Julia will be the first, maybe the only one, to raise questions with Grace. The others will be too polite, just as they’re too polite to mention an unfortunate lipstick color. They’ll assume it’s a private matter, perhaps a problem in Grace’s marriage or bad news regarding the baby, and they’ll be caring but distant because they won’t want Grace’s troubles to rub off on them. Julia, however, won’t concern herself with privacy or contagious problems. She’ll ask questions, many questions. She’ll be bold and persistent. She’ll come to Grace’s house, sweep the floors, wring the laundry, cook the meals. She’ll want to do the things Grace did for Julia when her daughter died. She’ll want to nurse Grace until she is well again. Julia will be a constant reminder that Grace’s life will never again be as it once was.
“Is there an afternoon bus to Willingham?” Grace calls up to the driver after the door has closed.
The bus pops and hisses and continues down Woodward.
Speaking to Grace through the rearview mirror, the driver says, “Twelve fifteen at Alder. That your street?”

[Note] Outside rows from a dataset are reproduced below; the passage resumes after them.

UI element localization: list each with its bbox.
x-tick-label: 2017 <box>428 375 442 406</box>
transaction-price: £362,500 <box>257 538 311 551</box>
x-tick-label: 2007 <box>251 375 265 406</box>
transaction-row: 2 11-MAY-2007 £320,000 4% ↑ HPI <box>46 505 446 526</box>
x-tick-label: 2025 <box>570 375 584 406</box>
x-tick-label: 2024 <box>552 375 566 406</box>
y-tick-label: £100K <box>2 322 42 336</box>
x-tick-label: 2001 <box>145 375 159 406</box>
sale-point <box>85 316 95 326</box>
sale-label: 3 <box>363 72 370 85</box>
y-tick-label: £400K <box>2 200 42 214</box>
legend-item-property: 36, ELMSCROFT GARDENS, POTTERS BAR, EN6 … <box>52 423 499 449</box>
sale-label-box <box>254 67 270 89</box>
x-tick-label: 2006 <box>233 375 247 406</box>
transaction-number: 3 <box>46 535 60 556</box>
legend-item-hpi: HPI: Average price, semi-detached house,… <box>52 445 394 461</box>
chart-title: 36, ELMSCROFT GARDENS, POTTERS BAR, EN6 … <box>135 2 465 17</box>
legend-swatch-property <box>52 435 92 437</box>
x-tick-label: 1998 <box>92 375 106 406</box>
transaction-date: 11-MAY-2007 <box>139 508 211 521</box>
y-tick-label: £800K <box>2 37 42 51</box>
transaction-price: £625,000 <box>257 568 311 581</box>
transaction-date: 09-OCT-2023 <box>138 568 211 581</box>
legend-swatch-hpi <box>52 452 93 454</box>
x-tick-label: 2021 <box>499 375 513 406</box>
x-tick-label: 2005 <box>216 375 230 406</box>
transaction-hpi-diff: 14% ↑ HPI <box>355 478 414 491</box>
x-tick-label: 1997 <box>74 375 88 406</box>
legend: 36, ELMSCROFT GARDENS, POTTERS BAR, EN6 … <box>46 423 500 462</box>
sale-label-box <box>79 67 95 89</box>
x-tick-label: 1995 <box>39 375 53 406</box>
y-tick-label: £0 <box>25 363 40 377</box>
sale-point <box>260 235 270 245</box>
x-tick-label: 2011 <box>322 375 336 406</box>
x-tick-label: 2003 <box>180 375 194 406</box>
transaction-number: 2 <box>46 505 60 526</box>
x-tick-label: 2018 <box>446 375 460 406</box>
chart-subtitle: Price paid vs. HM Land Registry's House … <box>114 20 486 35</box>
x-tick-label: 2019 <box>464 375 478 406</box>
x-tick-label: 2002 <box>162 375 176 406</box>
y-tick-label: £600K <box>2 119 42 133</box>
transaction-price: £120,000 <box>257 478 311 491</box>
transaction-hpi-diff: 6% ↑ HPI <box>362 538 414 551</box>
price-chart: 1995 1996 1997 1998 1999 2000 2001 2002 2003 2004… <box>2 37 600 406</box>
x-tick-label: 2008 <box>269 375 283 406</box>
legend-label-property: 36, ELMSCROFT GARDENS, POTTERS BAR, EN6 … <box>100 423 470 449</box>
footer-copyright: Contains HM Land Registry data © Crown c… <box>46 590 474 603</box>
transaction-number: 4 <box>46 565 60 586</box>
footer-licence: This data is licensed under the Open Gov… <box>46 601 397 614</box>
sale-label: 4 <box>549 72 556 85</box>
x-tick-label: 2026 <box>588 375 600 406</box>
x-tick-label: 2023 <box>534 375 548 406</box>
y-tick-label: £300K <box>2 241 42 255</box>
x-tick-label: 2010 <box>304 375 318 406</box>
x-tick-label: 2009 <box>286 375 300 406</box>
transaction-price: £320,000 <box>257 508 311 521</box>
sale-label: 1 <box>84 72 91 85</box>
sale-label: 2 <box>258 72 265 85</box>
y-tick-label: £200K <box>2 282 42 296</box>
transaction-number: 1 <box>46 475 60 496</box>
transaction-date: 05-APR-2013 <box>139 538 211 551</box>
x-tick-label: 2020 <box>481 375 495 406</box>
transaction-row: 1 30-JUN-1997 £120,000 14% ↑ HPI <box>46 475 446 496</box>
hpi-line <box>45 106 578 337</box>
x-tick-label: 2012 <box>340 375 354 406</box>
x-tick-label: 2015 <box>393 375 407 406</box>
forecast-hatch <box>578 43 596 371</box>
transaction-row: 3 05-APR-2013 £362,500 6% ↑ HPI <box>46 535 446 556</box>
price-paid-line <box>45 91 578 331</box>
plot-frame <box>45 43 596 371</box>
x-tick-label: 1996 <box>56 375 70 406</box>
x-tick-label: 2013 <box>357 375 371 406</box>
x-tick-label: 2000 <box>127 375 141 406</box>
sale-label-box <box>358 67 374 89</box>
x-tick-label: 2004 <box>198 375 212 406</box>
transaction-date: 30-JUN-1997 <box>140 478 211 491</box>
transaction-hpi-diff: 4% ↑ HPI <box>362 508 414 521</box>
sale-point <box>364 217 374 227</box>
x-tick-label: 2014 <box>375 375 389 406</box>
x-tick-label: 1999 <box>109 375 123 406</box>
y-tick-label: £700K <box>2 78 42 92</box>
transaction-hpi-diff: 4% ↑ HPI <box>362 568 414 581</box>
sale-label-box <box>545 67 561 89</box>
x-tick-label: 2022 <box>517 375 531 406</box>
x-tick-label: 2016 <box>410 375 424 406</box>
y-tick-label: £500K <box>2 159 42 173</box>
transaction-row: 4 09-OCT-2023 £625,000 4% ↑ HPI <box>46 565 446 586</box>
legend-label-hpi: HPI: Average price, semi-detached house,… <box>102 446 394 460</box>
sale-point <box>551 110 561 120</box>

“Thank you,” she says. “That’ll be fine.”
• • •
Aunt Julia won’t be home for hours. She’s off shopping with the other ladies, and that will keep her away all morning. Still, Izzy and Arie twice look up and down the street because it wouldn’t do for one of Aunt Julia’s friends to catch them outside. From somewhere north of Alder Avenue, a round of firecrackers explodes, one shooting off right on top of another. Grandma says they start earlier and earlier every year, and isn’t that a shame. Those firecrackers are like a starting pistol, and clutching a cold, wet bottle against her stomach, Izzy gives a wave and she and Arie take off running through the side yard that cuts between the Turners’ and Brandenbergs’ houses. The girls hit the alley and their feet slip in the dry dirt and kick up clouds of dust. They keep running even though their throats are dry and they need to spit and their legs are tired from going all the way to Beersdorf’s Grocery and back.

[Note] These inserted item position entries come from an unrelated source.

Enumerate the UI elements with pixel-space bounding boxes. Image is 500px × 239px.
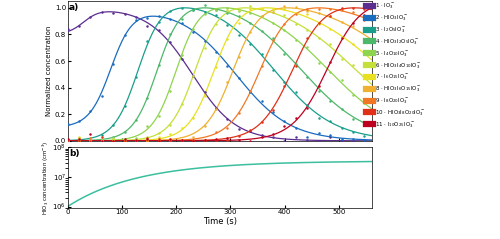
Y-axis label: HIO$_3$ concentration (cm$^{-3}$): HIO$_3$ concentration (cm$^{-3}$)	[40, 140, 51, 215]
Legend: 1 · IO$_3^-$, 2 · HIO$_3$IO$_3^-$, 3 · I$_2$O$_5$IO$_3^-$, 4 · HIO$_3$I$_2$O$_5$: 1 · IO$_3^-$, 2 · HIO$_3$IO$_3^-$, 3 · I…	[366, 2, 425, 130]
Text: a): a)	[69, 3, 80, 11]
Y-axis label: Normalized concentration: Normalized concentration	[46, 26, 52, 116]
Text: b): b)	[69, 149, 80, 158]
X-axis label: Time (s): Time (s)	[202, 217, 236, 226]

Izzy would have thought Arie would run all the way to Aunt Julia’s because she’s scared of the alley now, but something makes her shorten her stride, slow, and eventually stop. Straight ahead, a few yards past Mrs. Richardson’s garage, Mr. Schofield’s rusted old chair and sawed-off piece of wood sit in the middle of the alley. No sign of rusted old Mr. Schofield.
The girls had been halfway to Beersdorf’s Grocery before Arie realized where they were going. Izzy told her no one was twisting her arm and she could go on back home if she wanted. She knew Arie wasn’t brave enough for that, so they walked the rest of the way to Beersdorf’s, one block west and three blocks south, all the while watching for men who might be searching for Elizabeth. Every time they saw a car coming, they ducked behind a clump of bushes or the trunk of an elm. “Why bother walking all the way to Beersdorf’s when we don’t have any money?” Arie had said when they were halfway there. But money wasn’t the thing that kept Arie from wanting to go to Beersdorf’s.
Besides being afraid of the back alley, which seemed to make Arie afraid of everything, she didn’t want to go to Beersdorf’s because Aunt Julia didn’t shop there anymore. Arie figured there must be a good reason. Grandma always says there’s no moss growing under Aunt Julia and she wouldn’t do something, or not do something, without a good reason. Not too long ago, Aunt Julia did shop at Beersdorf’s and only took the bus to Willingham once or twice a week. Beersdorf’s couldn’t have turned into a bad place in such a short time. That’s what Izzy thought. Arie thought it didn’t take long at all for things to turn bad. Just look at a banana.